Les travaux de la deuxième journée (11 décembre 2018), présidés par Pr Sammy Beban Chumbow, portaient sur la présentation et l’adoption du Rapport de synthèse, avant les allocutions des responsables institutionnels et la prononciation du mot de clôture de l’Atelier par le Pr Charles Binam Bikoi, Secrétaire Exécutif du CERDOTOLA et hôte de la rencontre.

Dans son propos de fin, le Directeur général du CICIBA a magnifié la coopération entre le CICIBA et l’ACALAN, puis félicité le CERDOTOLA pour le travail déjà abattu dans la production des Atlas Linguistique de l’Afrique Centrale.

Après avoir remercié le Pr Charles Binam Bikoi pour l’accueil convivial et chaleureux réservé aux participants, le Secrétaire Exécutif de l’ACALAN a dit son bonheur de savoir le CERDOTOLA et le CICIBA ouverts à la coopération et à la collaboration pour la réalisation du projet d’Atlas linguistiques qui fait partie des six programmes phares de l’ACALAN, avant de conclure son propos par le souhait des meilleurs vœux de fin d’année 2018 et de nouvel an 2019.

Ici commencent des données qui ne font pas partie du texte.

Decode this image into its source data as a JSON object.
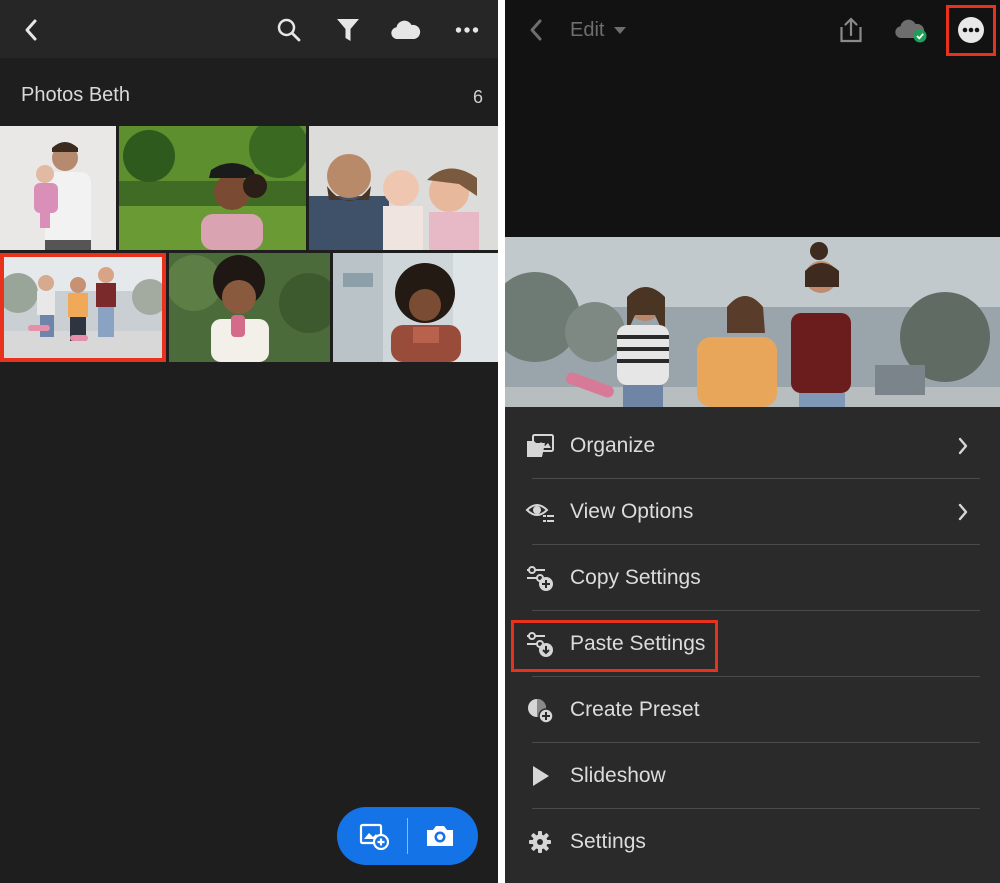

Après avoir félicité à son tour le CERDOTOLA pour le travail abattu, Pr Beban Sammy Chumbow a recommandé que l’Atlas linguistique d’Afrique se fasse suivant les modèles proposés par le CERDOTOLA. Il est maintenant temps de passer à la mise en œuvre des rééditions qui se feront de manière progressive, a-t-il ajouté.

Le CERDOTOLA et le CICIBA font partie des principaux partenaires de l’ACALAN qui, en collaboration avec leurs États membres, ont développé une grande partie de l’atlas linguistique de l’Afrique centrale. Par conséquent, pour ne pas réinventer la roue et afin de maximiser les ressources en minimisant les coûts, ACALAN collabore avec le CERDOTOLA afin de combiner leurs efforts dans l’utilisation de données déjà produites en Afrique centrale pour l’Atlas linguistique de l’Afrique d’ACALAN.

Les travaux de l’Atelier international de Yaoundé se sont achevés par un dîner d’honneur offert par le Secrétaire Exécutif du CERDOTOLA à sa résidence, et un moment de convivialité animé par l’orchestre Kemit 7.